Intestin, cerveau et plaisir alimentaire : quand le nerf vague influence nos comportements
08 avril 2026


08 avril 2026
Dans sa chronique du 6 avril dans « Grand Bien Vous Fasse ! » sur France Inter, Thierry Lhermitte, parrain de la Fondation pour la Recherche Médicale, revient sur des travaux de recherche qui éclairent les liens étroits entre intestin, cerveau et comportements alimentaires.
À l’unité de Biologie Fonctionnelle et Adaptative de l’Université Paris Cité, à Paris, il est allé à la rencontre de l’équipe de Serge Luquet. Soutenue à plusieurs reprises par la FRM, elle explore le rôle du nerf vague dans la régulation du plaisir, de la motivation et des comportements compulsifs. De nouvelles pistes pour mieux comprendre les troubles du comportement alimentaire et les addictions, et ouvrir la voie à de futures stratégies thérapeutiques.

Pourquoi avons-nous parfois du mal à résister à certains aliments ? Et comment se construit, dans notre organisme, le lien entre plaisir, récompense et prise alimentaire ? Ces questions sont au cœur des recherches menées à l’unité de Biologie Fonctionnelle et Adaptative de l’Université Paris Cité. Dirigée par Serge Luquet, directeur de recherche au CNRS, l’équipe s’intéresse aux mécanismes cérébraux et physiologiques qui régulent notre comportement alimentaire et notre rapport au plaisir. Dernièrement c’est une doctorante de l'équipe, Oriane Onimus qui a été financée par la Fondation. Ses travaux, réalisés sous la direction de Giuseppe Gangarossa, Professeur des Universités, viennent de faire l’objet d’une très belle publication scientifique.

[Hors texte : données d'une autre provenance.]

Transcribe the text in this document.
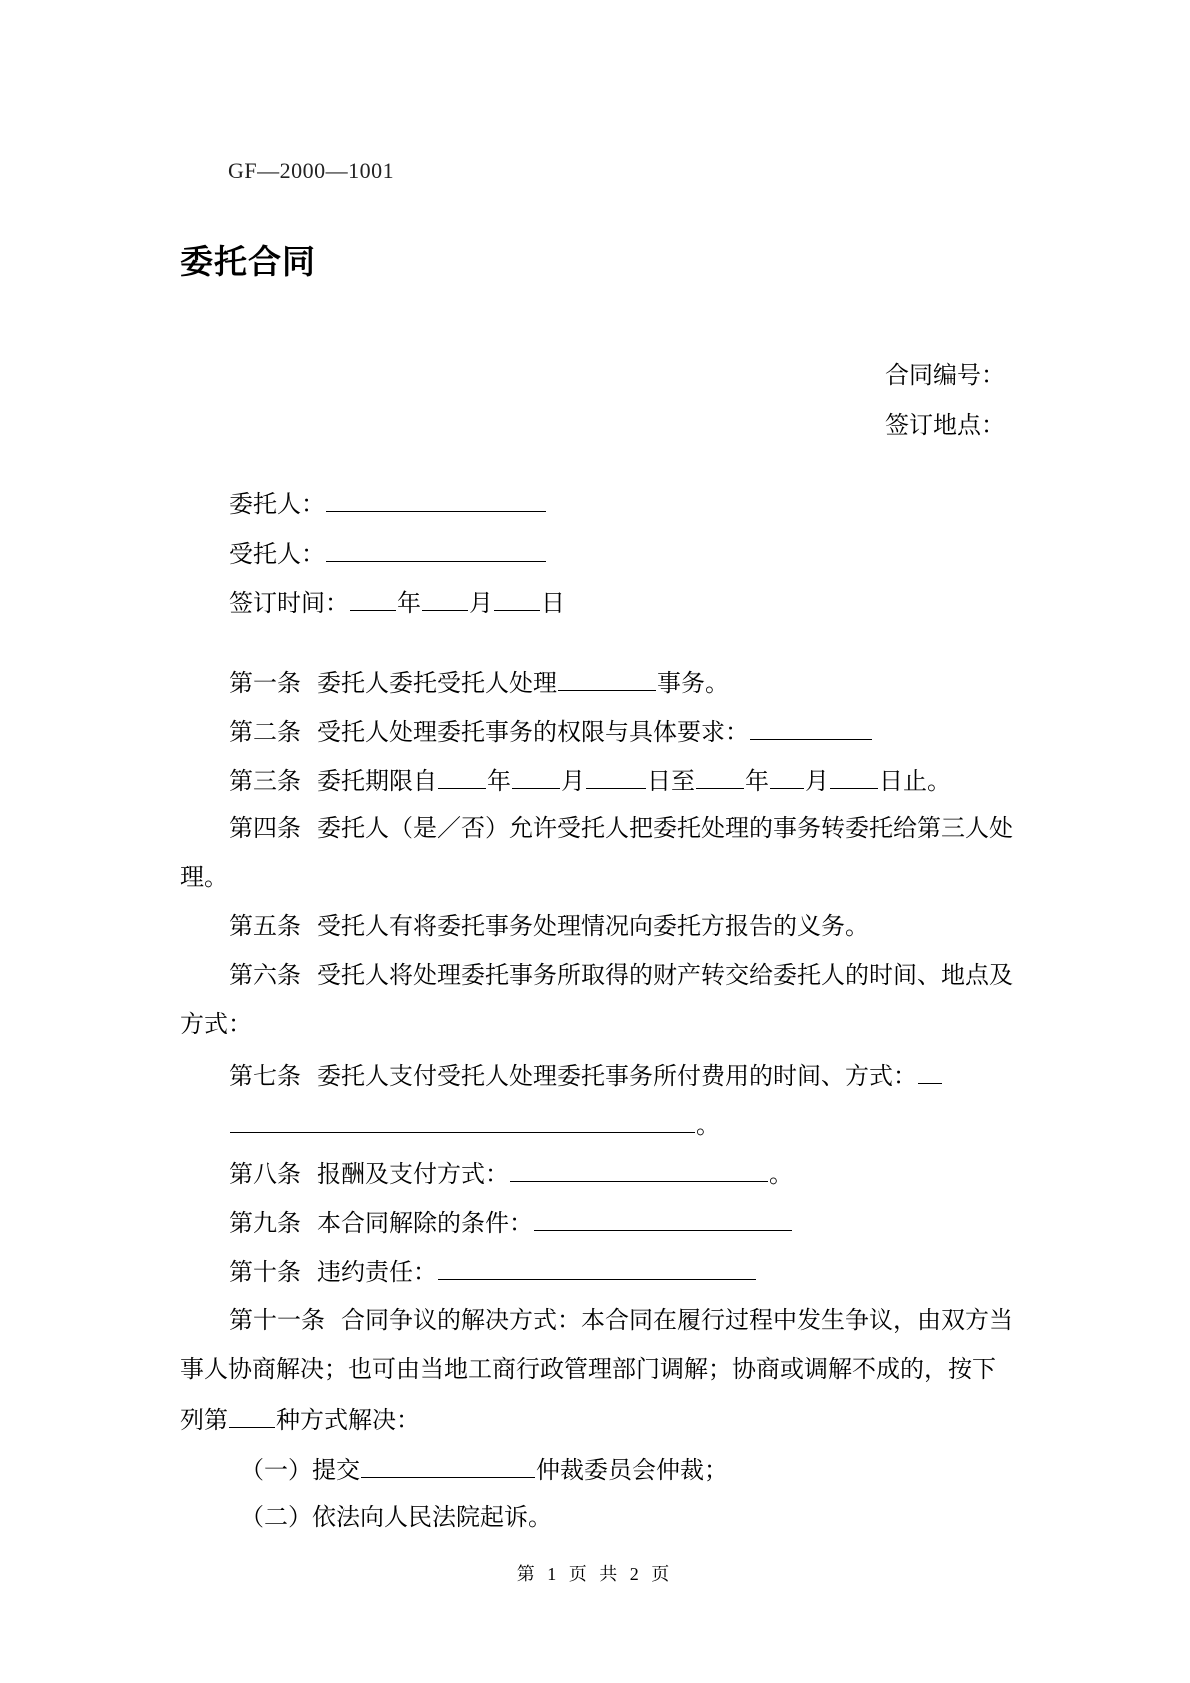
GF—2000—1001
委托合同
合同编号：
签订地点：
委托人：
受托人：
签订时间： 年 月 日
第一条 委托人委托受托人处理	事务。
第二条 受托人处理委托事务的权限与具体要求：
第三条 委托期限自 年 月	日至 年 月 日止。
第四条 委托人（是／否）允许受托人把委托处理的事务转委托给第三人处
理。
第五条 受托人有将委托事务处理情况向委托方报告的义务。
第六条 受托人将处理委托事务所取得的财产转交给委托人的时间、地点及
方式：
第七条 委托人支付受托人处理委托事务所付费用的时间、方式：
。
第八条 报酬及支付方式：	。
第九条 本合同解除的条件：
第十条 违约责任：
第十一条 合同争议的解决方式：本合同在履行过程中发生争议，由双方当
事人协商解决；也可由当地工商行政管理部门调解；协商或调解不成的，按下
列第 种方式解决：
（一）提交	仲裁委员会仲裁；
（二）依法向人民法院起诉。
第 1 页 共 2 页
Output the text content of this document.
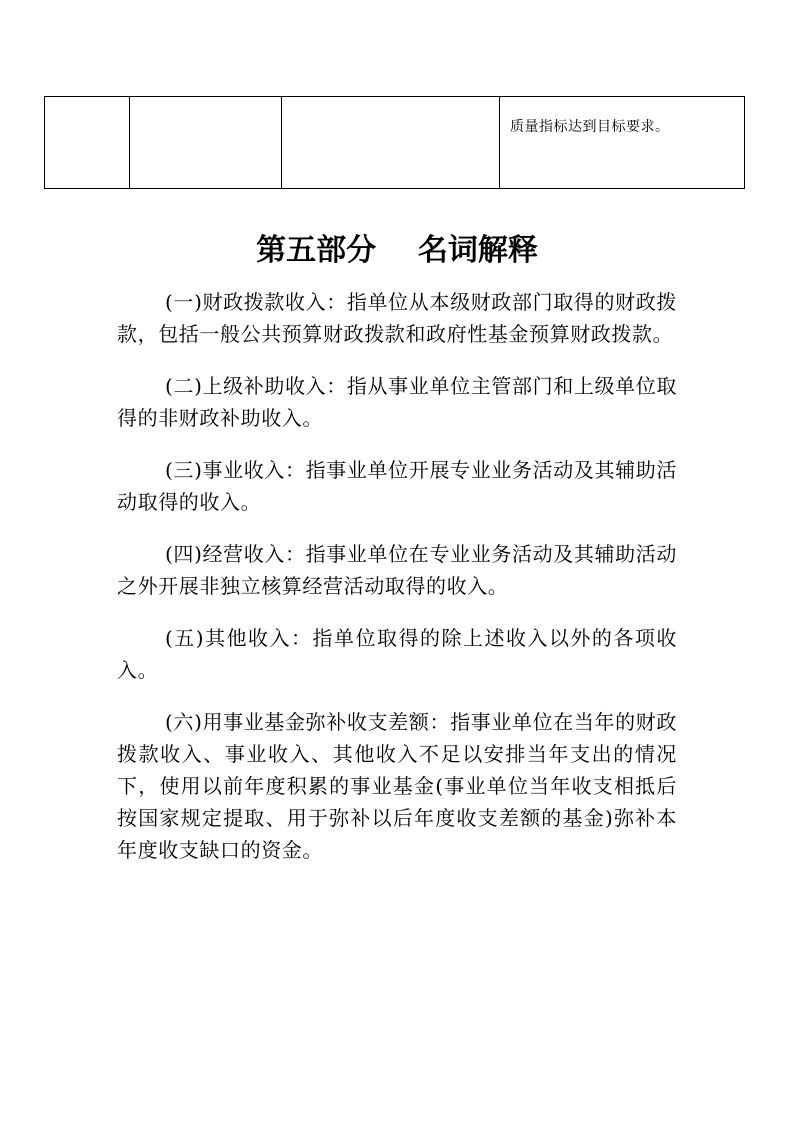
			质量指标达到目标要求。
第五部分    名词解释

(一)财政拨款收入：指单位从本级财政部门取得的财政拨款，包括一般公共预算财政拨款和政府性基金预算财政拨款。

(二)上级补助收入：指从事业单位主管部门和上级单位取得的非财政补助收入。

(三)事业收入：指事业单位开展专业业务活动及其辅助活动取得的收入。

(四)经营收入：指事业单位在专业业务活动及其辅助活动之外开展非独立核算经营活动取得的收入。

(五)其他收入：指单位取得的除上述收入以外的各项收入。

(六)用事业基金弥补收支差额：指事业单位在当年的财政拨款收入、事业收入、其他收入不足以安排当年支出的情况下，使用以前年度积累的事业基金(事业单位当年收支相抵后按国家规定提取、用于弥补以后年度收支差额的基金)弥补本年度收支缺口的资金。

Longtemps, la recherche s’est concentrée sur le rôle du cerveau. On pensait que les comportements liés au plaisir et à la motivation, par exemple l’appétence pour le chocolat, la consommation de drogues comme la cocaïne, ou encore la pratique d’une activité physique, faisaient intervenir le « circuit de la récompense » : ils provoquaient une libération dans le cerveau de dopamine, cette fameuse molécule de la récompense, aussi appelée « molécule du plaisir ».
Mais les travaux récents de cette équipe mettent en lumière un acteur essentiel : le nerf vague. Le nerf vague qui, quand il est trop stimulé, fait faire le fameux malaise vagal. Il innerve le cerveau et tous les organes, dans un sens et dans l’autre : une voie « descend » du cerveau vers les organes pour réguler le rythme cardiaque, le rythme pulmonaire, les contractions de l’intestin, etc. ; une voie « remonte » en retour les informations des organes vers le cerveau, qui peut réajuster ses signaux.
L'équipe a pu alors démontrer que la communication entre l’intestin et le cerveau, via le nerf vague, jouait un rôle essentiel pour moduler le système de récompense qui passe par la libération de dopamine dans le cerveau. En perturbant la communication entre l’intestin et le cerveau, les scientifiques ont observé une diminution de la recherche de récompense, qu’il s’agisse de nourriture, d’activité physique ou de substances addictives.
Ces découvertes ouvrent des perspectives prometteuses : en ciblant le nerf vague, plus accessible que le cerveau, il pourrait devenir possible de développer de nouvelles stratégies thérapeutiques pour lutter contre les troubles du comportement alimentaire et les addictions.
Ces travaux, soutenus à plusieurs reprises par la Fondation pour la Recherche Médicale, illustrent l’importance de comprendre le fonctionnement global de notre organisme pour mieux prévenir et soigner les maladies. En accompagnant notamment le financement de jeunes chercheurs, la FRM contribue à faire émerger des avancées scientifiques essentielles pour la santé de demain.